The printers have a function which allows users to log in to print and photocopy documents by tapping their Aber cards on the front of the device.

The printer then “reads” the card, accessing the unique student number and library barcode of each user, to authenticate their identity and allow them to release print jobs and make photocopies.

But the cards themselves appear to not be encrypted, meaning it could be possible to read them using a standard smartphone with near-field communication technology, and access the details stored on them.

It would then be simple to create a new card loaded with someone else’s details, which would enable you to trick the printers into believing you were that other user.

This means that anyone would have been able to obtain free photocopying, although not free printing, as this requires access to a user account via a PC to send a print job in the first place.

By disabling Aber Card access to printers and instead requiring users to login using their account details, this vulnerability has now been ended.

A university spokesperson said:

“At 9.30 a.m. on Thursday 24 January it was brought to the attention of Information Services that some mobile devices might make it possible to scan information from Aber cards and view the card number.

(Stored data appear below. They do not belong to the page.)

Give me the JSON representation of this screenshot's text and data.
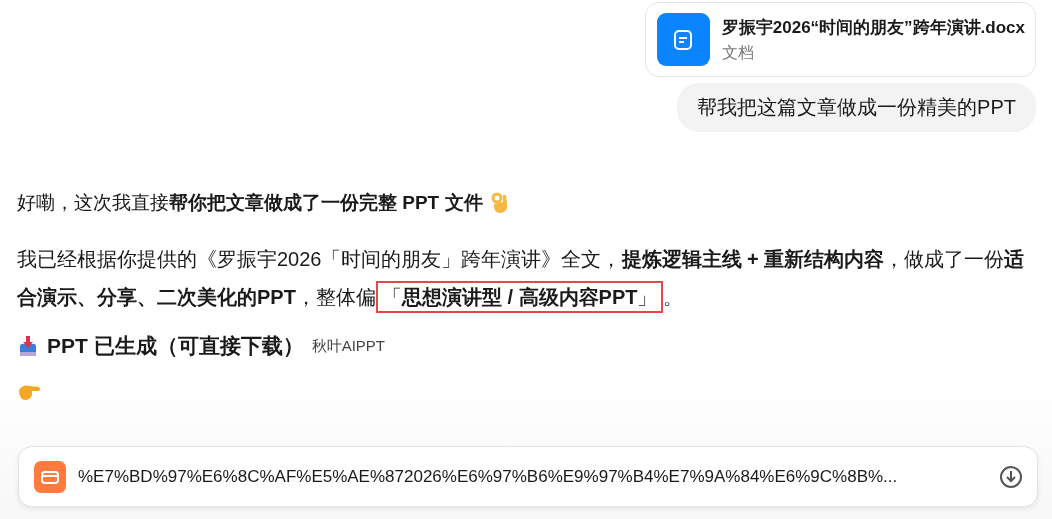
{
  "attachment": {
    "name": "罗振宇2026“时间的朋友”跨年演讲.docx",
    "type": "文档"
  },
  "user_message": "帮我把这篇文章做成一份精美的PPT",
  "reply": {
    "intro": "好嘞，这次我直接**帮你把文章做成了一份完整 PPT 文件**",
    "summary": [
      {
        "text": "我已经根据你提供的《罗振宇2026「时间的朋友」跨年演讲》全文，**提炼逻辑主线 + 重新结构内容**，做成了一份**适合演示、分享、二次美化的PPT**，整体偏",
        "highlighted": false
      },
      {
        "text": "「**思想演讲型 / 高级内容PPT**」",
        "highlighted": true
      },
      {
        "text": "。",
        "highlighted": false
      }
    ],
    "heading": "PPT 已生成（可直接下载）",
    "source": "秋叶AIPPT"
  },
  "download": {
    "filename": "%E7%BD%97%E6%8C%AF%E5%AE%872026%E6%97%B6%E9%97%B4%E7%9A%84%E6%9C%8B%..."
  }
}
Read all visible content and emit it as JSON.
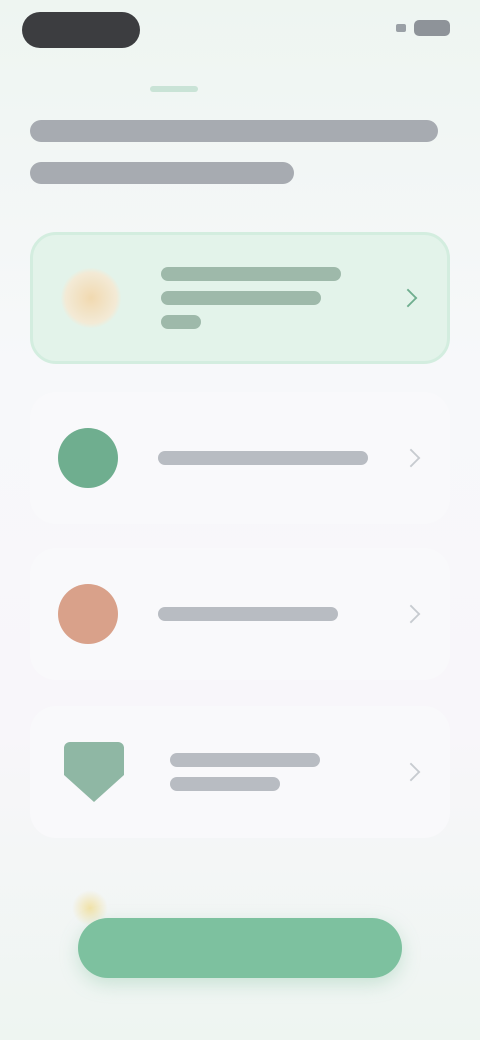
{
  "colors": {
    "accent": "#7dc19f",
    "selected_bg": "#e3f3ea",
    "card_bg": "#f9f9fb",
    "option_1_icon": "#f1d9b0",
    "option_2_icon": "#6fae8f",
    "option_3_icon": "#d9a18a",
    "option_4_icon": "#8fb7a4"
  },
  "icons": {
    "option_1": "tag-icon",
    "option_2": "circle-icon",
    "option_3": "circle-icon",
    "option_4": "shield-icon",
    "chevron": "chevron-right-icon"
  }
}
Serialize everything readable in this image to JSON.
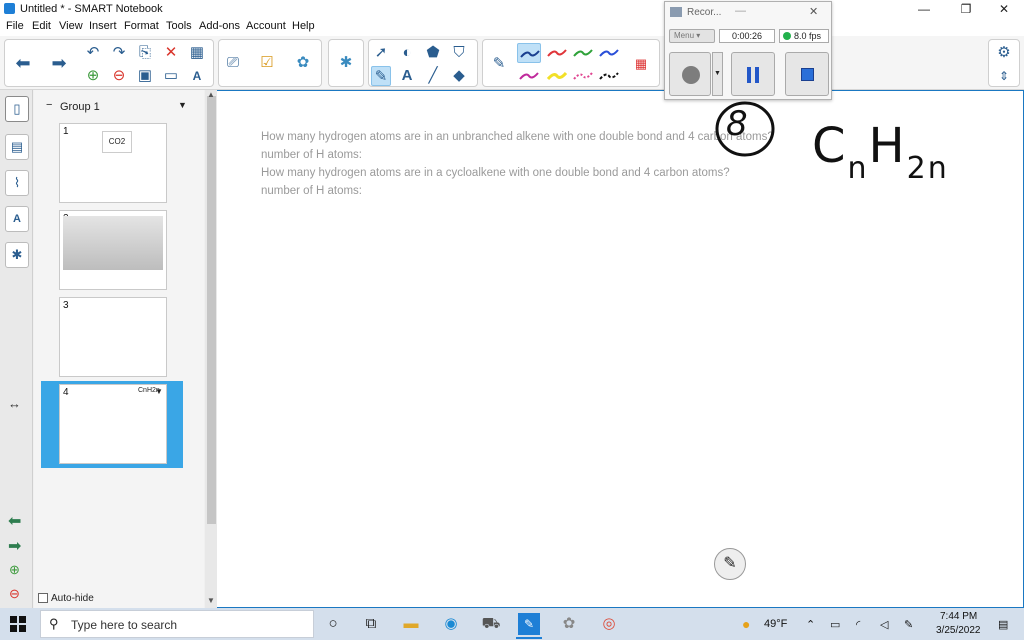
{
  "window": {
    "title": "Untitled * - SMART Notebook",
    "controls": {
      "minimize": "—",
      "maximize": "❐",
      "close": "✕"
    }
  },
  "menu": [
    "File",
    "Edit",
    "View",
    "Insert",
    "Format",
    "Tools",
    "Add-ons",
    "Account",
    "Help"
  ],
  "sorter": {
    "group_label": "Group 1",
    "pages": [
      {
        "number": "1",
        "preview_text": "CO2"
      },
      {
        "number": "2",
        "preview_text": ""
      },
      {
        "number": "3",
        "preview_text": ""
      },
      {
        "number": "4",
        "preview_text": "CnH2n"
      }
    ],
    "selected_page": 4,
    "auto_hide_label": "Auto-hide"
  },
  "page": {
    "lines": [
      "How many hydrogen atoms are in an unbranched alkene with one double bond and 4 carbon atoms?",
      "number of H atoms:",
      "How many hydrogen atoms are in a cycloalkene with one double bond and 4 carbon atoms?",
      "number of H atoms:"
    ],
    "handwriting": {
      "answer": "8",
      "formula": "CnH2n"
    }
  },
  "recorder": {
    "title": "Recor...",
    "menu_label": "Menu",
    "time": "0:00:26",
    "fps": "8.0 fps",
    "status_color": "#22b14c"
  },
  "taskbar": {
    "search_placeholder": "Type here to search",
    "weather": "49°F",
    "time": "7:44 PM",
    "date": "3/25/2022"
  },
  "colors": {
    "accent": "#1e7fd6",
    "selected_thumb": "#3aa6e6",
    "question_text": "#9a9a9a"
  }
}
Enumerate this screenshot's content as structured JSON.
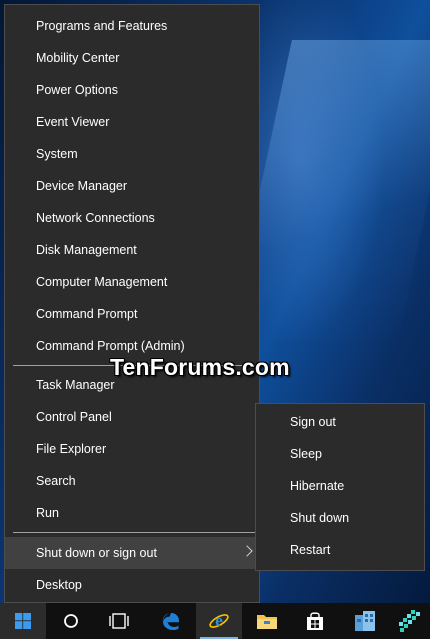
{
  "menu": {
    "items_group1": [
      "Programs and Features",
      "Mobility Center",
      "Power Options",
      "Event Viewer",
      "System",
      "Device Manager",
      "Network Connections",
      "Disk Management",
      "Computer Management",
      "Command Prompt",
      "Command Prompt (Admin)"
    ],
    "items_group2": [
      "Task Manager",
      "Control Panel",
      "File Explorer",
      "Search",
      "Run"
    ],
    "shutdown_label": "Shut down or sign out",
    "desktop_label": "Desktop"
  },
  "submenu": {
    "items": [
      "Sign out",
      "Sleep",
      "Hibernate",
      "Shut down",
      "Restart"
    ]
  },
  "watermark": "TenForums.com",
  "taskbar": {
    "icons": [
      "windows-start-icon",
      "cortana-search-icon",
      "task-view-icon",
      "edge-icon",
      "internet-explorer-icon",
      "file-explorer-icon",
      "store-icon",
      "app-icon",
      "app-icon-2"
    ]
  },
  "colors": {
    "menu_bg": "#2b2b2b",
    "highlight": "#414141",
    "accent": "#0078d7"
  }
}
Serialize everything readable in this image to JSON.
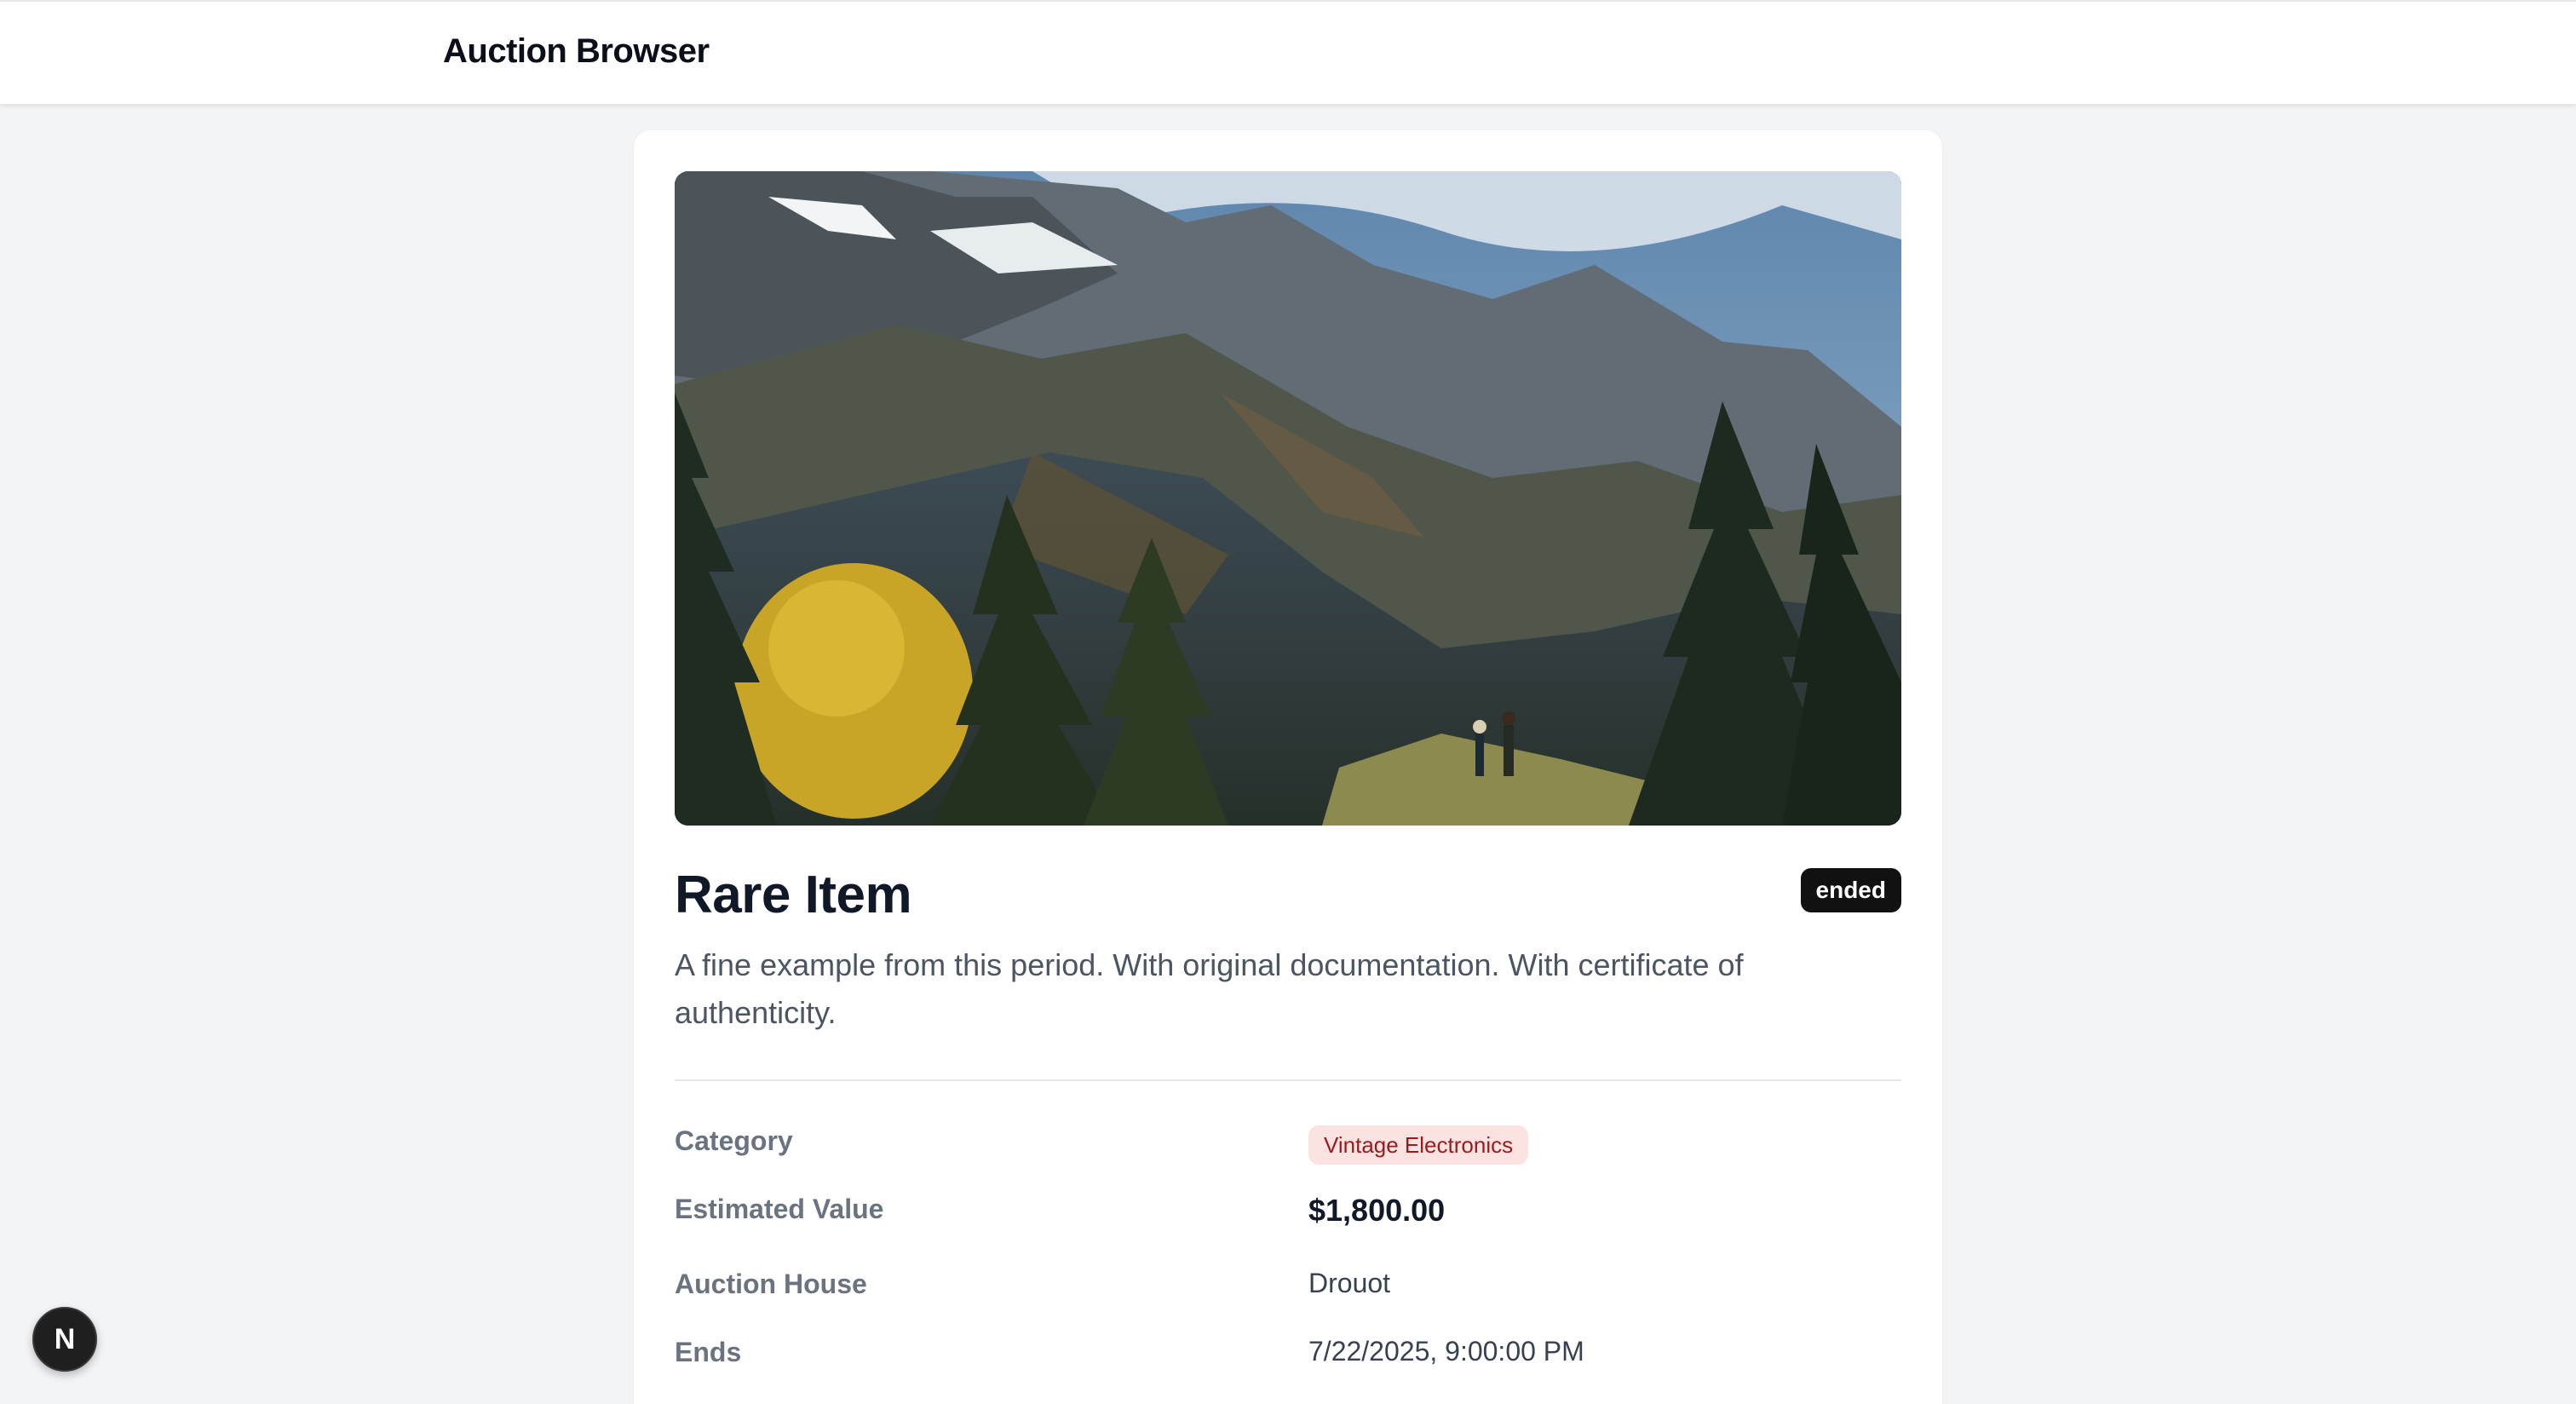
{
  "header": {
    "title": "Auction Browser"
  },
  "item": {
    "image_icon": "landscape-photo",
    "title": "Rare Item",
    "status": "ended",
    "description": "A fine example from this period. With original documentation. With certificate of authenticity."
  },
  "details": {
    "category_label": "Category",
    "category_value": "Vintage Electronics",
    "estimated_value_label": "Estimated Value",
    "estimated_value": "$1,800.00",
    "auction_house_label": "Auction House",
    "auction_house": "Drouot",
    "ends_label": "Ends",
    "ends": "7/22/2025, 9:00:00 PM"
  },
  "dev_badge": {
    "letter": "N"
  },
  "colors": {
    "page_bg": "#f3f4f6",
    "status_badge_bg": "#111111",
    "category_badge_bg": "#fde2e2",
    "category_badge_text": "#991b1b"
  }
}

“Information Services immediately acted on this information and by 10.20am all card numbers had been removed from the system. Anyone wishing to use the system will now need to log in using their username and password.

“By using software on mobiles, it might have been possible to gain some free photocopying, but there is no evidence that anyone has actually done this.

“Information Services are now working with engineers at KonicaMinolta to resolve this issue.”

Information Services have stated that the automatic door locks installed on University computer rooms and academic buildings would not be vulerable to this exploit.

A statement on the Information Services website claimed that “problem with printing” meant “users will be unable to access the printers using their Aber Cards”.

“While this is being investigated users will need to access the printers by logging in with their usernames and passwords.”